A further potential challenge of assessing the cost-effectiveness of genomic tests is the potential for an infinite time horizon. This is because it depends on whether the information could and would be shared in the future. Currently there is no national system for sharing genomic information so information sharing ultimately depends on the individual. The principle of economic evaluation is that all future costs and consequences should be considered. Current methods capture costs and consequences over the lifetime of a patient. However, there is a potential for the genomic information collected to have consequences for future generations. This issue is the same for other types of diagnostics, but is not currently considered by the NICE Diagnostic Assessment Programme in terms of formal analysis. This challenge suggests the need to understand the cost-effectiveness of a national system that could store and share genomic information.

As with other technologies, genomic tests are associated with many non-health consequences. This is a broader issue that requires decision makers to determine, firstly, whether non-health consequences should be considered and paid for by the NHS. Subsequently it would be important to determine how these non-health consequences should be traded-off against health and how to take account of non-health benefits in the opportunity costs.
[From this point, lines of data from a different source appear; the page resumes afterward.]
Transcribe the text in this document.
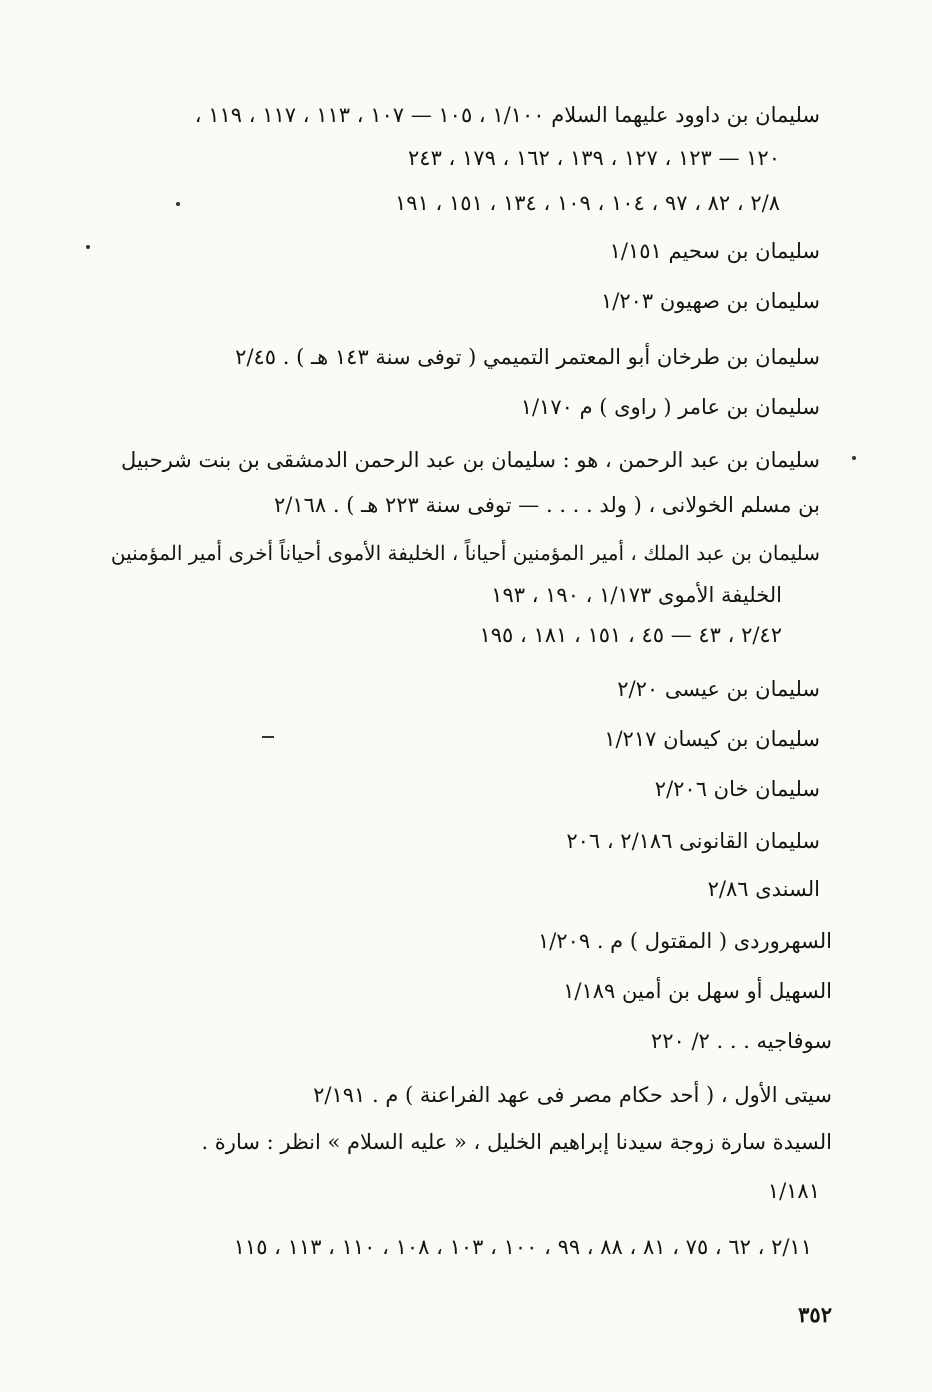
سليمان بن داوود عليهما السلام ١/١٠٠ ، ١٠٥ — ١٠٧ ، ١١٣ ، ١١٧ ، ١١٩ ،
١٢٠ — ١٢٣ ، ١٢٧ ، ١٣٩ ، ١٦٢ ، ١٧٩ ، ٢٤٣
٢/٨ ، ٨٢ ، ٩٧ ، ١٠٤ ، ١٠٩ ، ١٣٤ ، ١٥١ ، ١٩١
سليمان بن سحيم ١/١٥١
سليمان بن صهيون ١/٢٠٣
سليمان بن طرخان أبو المعتمر التميمي ( توفى سنة ١٤٣ هـ ) . ٢/٤٥
سليمان بن عامر ( راوى ) م ١/١٧٠
سليمان بن عبد الرحمن ، هو : سليمان بن عبد الرحمن الدمشقى بن بنت شرحبيل
بن مسلم الخولانى ، ( ولد . . . . — توفى سنة ٢٢٣ هـ ) . ٢/١٦٨
سليمان بن عبد الملك ، أمير المؤمنين أحياناً ، الخليفة الأموى أحياناً أخرى أمير المؤمنين
الخليفة الأموى ١/١٧٣ ، ١٩٠ ، ١٩٣
٢/٤٢ ، ٤٣ — ٤٥ ، ١٥١ ، ١٨١ ، ١٩٥
سليمان بن عيسى ٢/٢٠
سليمان بن كيسان ١/٢١٧
سليمان خان ٢/٢٠٦
سليمان القانونى ٢/١٨٦ ، ٢٠٦
السندى ٢/٨٦
السهروردى ( المقتول ) م . ١/٢٠٩
السهيل أو سهل بن أمين ١/١٨٩
سوفاجيه . . . ٢/ ٢٢٠
سيتى الأول ، ( أحد حكام مصر فى عهد الفراعنة ) م . ٢/١٩١
السيدة سارة زوجة سيدنا إبراهيم الخليل ، « عليه السلام » انظر : سارة .
١/١٨١
٢/١١ ، ٦٢ ، ٧٥ ، ٨١ ، ٨٨ ، ٩٩ ، ١٠٠ ، ١٠٣ ، ١٠٨ ، ١١٠ ، ١١٣ ، ١١٥
٣٥٢
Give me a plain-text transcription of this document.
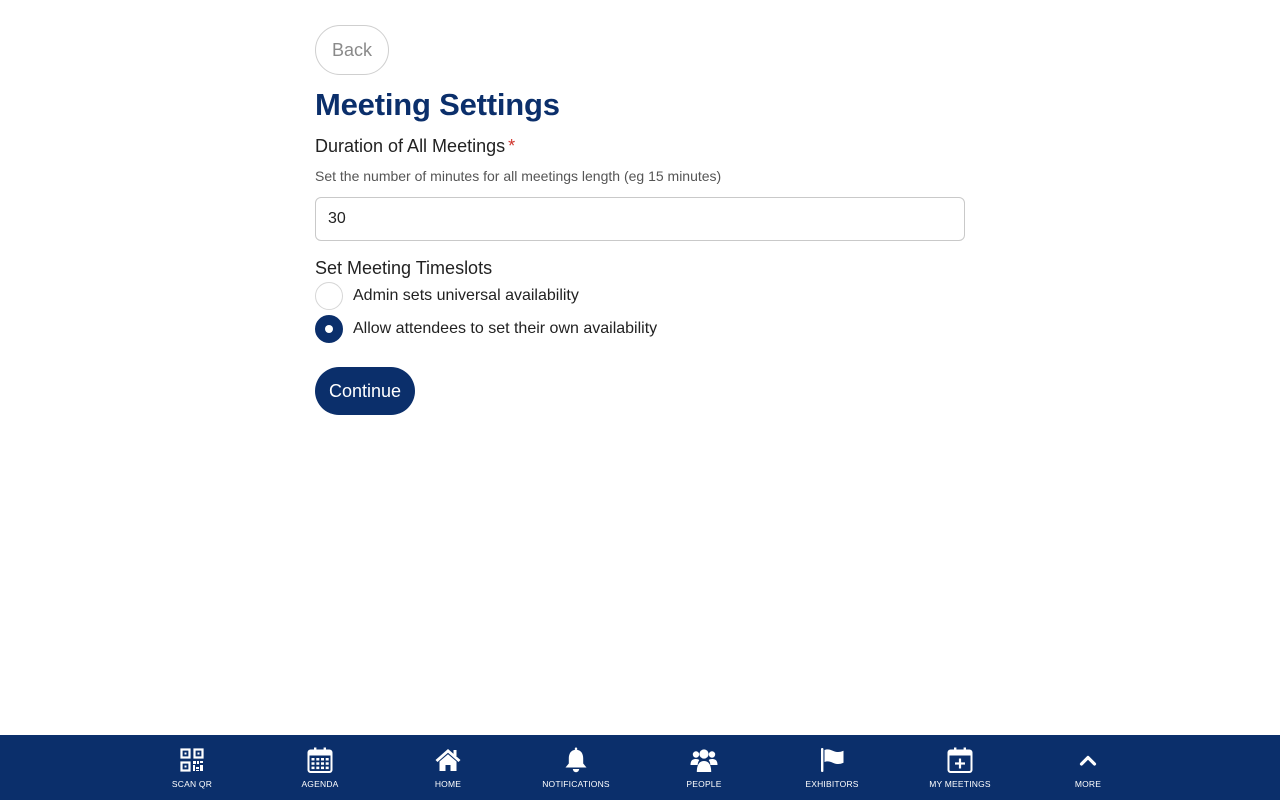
Back
Meeting Settings
Duration of All Meetings *
Set the number of minutes for all meetings length (eg 15 minutes)
30
Set Meeting Timeslots
Admin sets universal availability
Allow attendees to set their own availability
Continue
SCAN QR	AGENDA	HOME	NOTIFICATIONS	PEOPLE	EXHIBITORS	MY MEETINGS	MORE
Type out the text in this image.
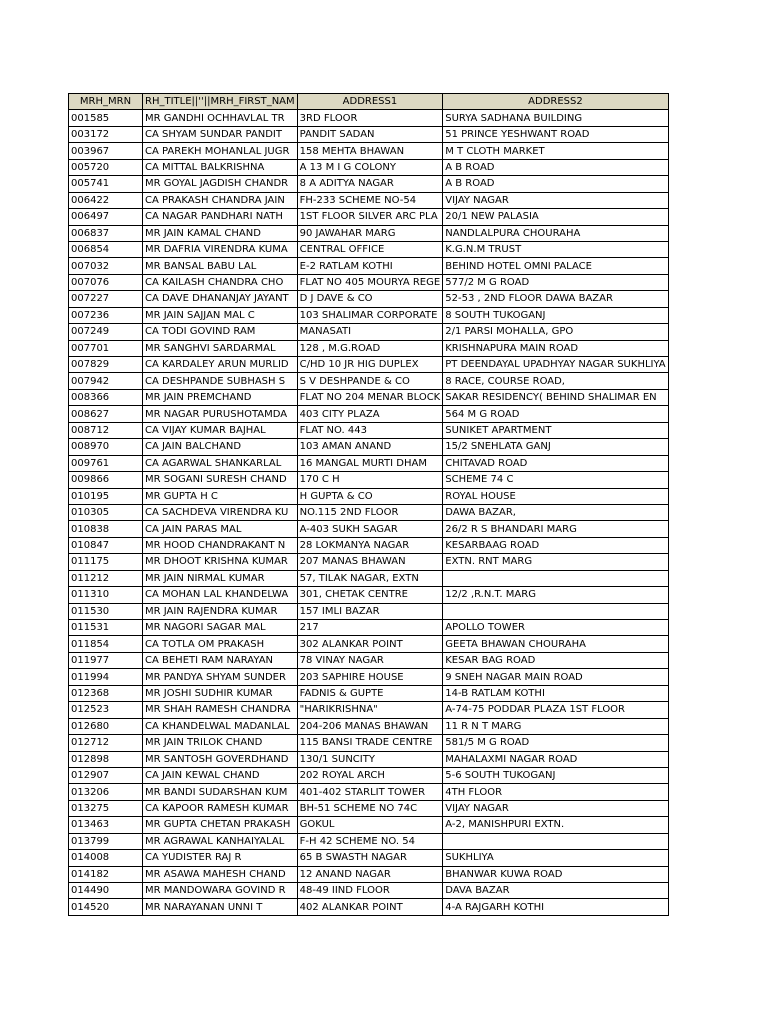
MRH_MRN	RH_TITLE||''||MRH_FIRST_NAM	ADDRESS1	ADDRESS2
001585	MR GANDHI OCHHAVLAL TR	3RD FLOOR	SURYA SADHANA BUILDING
003172	CA SHYAM SUNDAR PANDIT	PANDIT SADAN	51 PRINCE YESHWANT ROAD
003967	CA PAREKH MOHANLAL JUGR	158 MEHTA BHAWAN	M T CLOTH MARKET
005720	CA MITTAL BALKRISHNA	A 13 M I G COLONY	A B ROAD
005741	MR GOYAL JAGDISH CHANDR	8 A ADITYA NAGAR	A B ROAD
006422	CA PRAKASH CHANDRA JAIN	FH-233 SCHEME NO-54	VIJAY NAGAR
006497	CA NAGAR PANDHARI NATH	1ST FLOOR SILVER ARC PLA	20/1 NEW PALASIA
006837	MR JAIN KAMAL CHAND	90 JAWAHAR MARG	NANDLALPURA CHOURAHA
006854	MR DAFRIA VIRENDRA KUMA	CENTRAL OFFICE	K.G.N.M TRUST
007032	MR BANSAL BABU LAL	E-2 RATLAM KOTHI	BEHIND HOTEL OMNI PALACE
007076	CA KAILASH CHANDRA CHO	FLAT NO 405 MOURYA REGE	577/2 M G ROAD
007227	CA DAVE DHANANJAY JAYANT	D J DAVE & CO	52-53 , 2ND FLOOR DAWA BAZAR
007236	MR JAIN SAJJAN MAL C	103 SHALIMAR CORPORATE	8 SOUTH TUKOGANJ
007249	CA TODI GOVIND RAM	MANASATI	2/1 PARSI MOHALLA, GPO
007701	MR SANGHVI SARDARMAL	128 , M.G.ROAD	KRISHNAPURA MAIN ROAD
007829	CA KARDALEY ARUN MURLID	C/HD 10 JR HIG DUPLEX	PT DEENDAYAL UPADHYAY NAGAR SUKHLIYA
007942	CA DESHPANDE SUBHASH S	S V DESHPANDE & CO	8 RACE, COURSE ROAD,
008366	MR JAIN PREMCHAND	FLAT NO 204 MENAR BLOCK	SAKAR RESIDENCY( BEHIND SHALIMAR EN
008627	MR NAGAR PURUSHOTAMDA	403 CITY PLAZA	564 M G ROAD
008712	CA VIJAY KUMAR BAJHAL	FLAT NO. 443	SUNIKET APARTMENT
008970	CA JAIN BALCHAND	103 AMAN ANAND	15/2 SNEHLATA GANJ
009761	CA AGARWAL SHANKARLAL	16 MANGAL MURTI DHAM	CHITAVAD ROAD
009866	MR SOGANI SURESH CHAND	170 C H	SCHEME 74 C
010195	MR GUPTA H C	H GUPTA & CO	ROYAL HOUSE
010305	CA SACHDEVA VIRENDRA KU	NO.115 2ND FLOOR	DAWA BAZAR,
010838	CA JAIN PARAS MAL	A-403 SUKH SAGAR	26/2 R S BHANDARI MARG
010847	MR HOOD CHANDRAKANT N	28 LOKMANYA NAGAR	KESARBAAG ROAD
011175	MR DHOOT KRISHNA KUMAR	207 MANAS BHAWAN	EXTN. RNT MARG
011212	MR JAIN NIRMAL KUMAR	57, TILAK NAGAR, EXTN	
011310	CA MOHAN LAL KHANDELWA	301, CHETAK CENTRE	12/2 ,R.N.T. MARG
011530	MR JAIN RAJENDRA KUMAR	157 IMLI BAZAR	
011531	MR NAGORI SAGAR MAL	217	APOLLO TOWER
011854	CA TOTLA OM PRAKASH	302 ALANKAR POINT	GEETA BHAWAN CHOURAHA
011977	CA BEHETI RAM NARAYAN	78 VINAY NAGAR	KESAR BAG ROAD
011994	MR PANDYA SHYAM SUNDER	203 SAPHIRE HOUSE	9 SNEH NAGAR MAIN ROAD
012368	MR JOSHI SUDHIR KUMAR	FADNIS & GUPTE	14-B RATLAM KOTHI
012523	MR SHAH RAMESH CHANDRA	"HARIKRISHNA"	A-74-75 PODDAR PLAZA 1ST FLOOR
012680	CA KHANDELWAL MADANLAL	204-206 MANAS BHAWAN	11 R N T MARG
012712	MR JAIN TRILOK CHAND	115 BANSI TRADE CENTRE	581/5 M G ROAD
012898	MR SANTOSH GOVERDHAND	130/1 SUNCITY	MAHALAXMI NAGAR ROAD
012907	CA JAIN KEWAL CHAND	202 ROYAL ARCH	5-6 SOUTH TUKOGANJ
013206	MR BANDI SUDARSHAN KUM	401-402 STARLIT TOWER	4TH FLOOR
013275	CA KAPOOR RAMESH KUMAR	BH-51 SCHEME NO 74C	VIJAY NAGAR
013463	MR GUPTA CHETAN PRAKASH	GOKUL	A-2, MANISHPURI EXTN.
013799	MR AGRAWAL KANHAIYALAL	F-H 42 SCHEME NO. 54	
014008	CA YUDISTER RAJ R	65 B SWASTH NAGAR	SUKHLIYA
014182	MR ASAWA MAHESH CHAND	12 ANAND NAGAR	BHANWAR KUWA ROAD
014490	MR MANDOWARA GOVIND R	48-49 IIND FLOOR	DAVA BAZAR
014520	MR NARAYANAN UNNI T	402 ALANKAR POINT	4-A RAJGARH KOTHI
Many of the issues in the genomics literature have been identified for other types of technologies including the addition of non-health benefits such as information value, the lack of relevant evidence, the quickly changing environment and the benefits to non-patient populations. Many of the features of conducting economic evaluation of genomic tests are the same as for more general diagnostic testing. The diagnostic nature of genomic tests implies the same common challenges, such as test error and the difficulty in establishing the added value of a test to the decision maker and patient populations. Solutions to many of these problems are well established, and the assessment of the cost-effectiveness of diagnostic tests is increasingly well practiced.

Many of the sections in this report refer to a lack of relevant evidence. This is invariably the case in economic evaluation and does not preclude the need to follow the methods given the available information. Many clinical questions remain regarding the use of genomic testing and particularly whole genome sequencing. Economic evaluation will not provide additional clinical evidence but provides a framework in which to consider the implications of available clinical information and recommended treatment patterns. Economic evaluations that use model-based analyses also provide a framework for assessing the value of additional research to generate further evidence.

The commonalities and shared challenges with other health technologies suggest that the principles and methods of economic evaluation, in general, are appropriate for genomic tests. In terms of cost-effectiveness analysis, further methods research would be valuable on approaches for trading-off health and non-health consequences of tests, assessing the value of sharing genomic information across generations and for choosing among multiple disorders. This methodological research is needed to understand more fully whether current standard methods of cost-effectiveness analysis could be made more directly relevant to health system resource allocation decisions for genomic based diagnostics.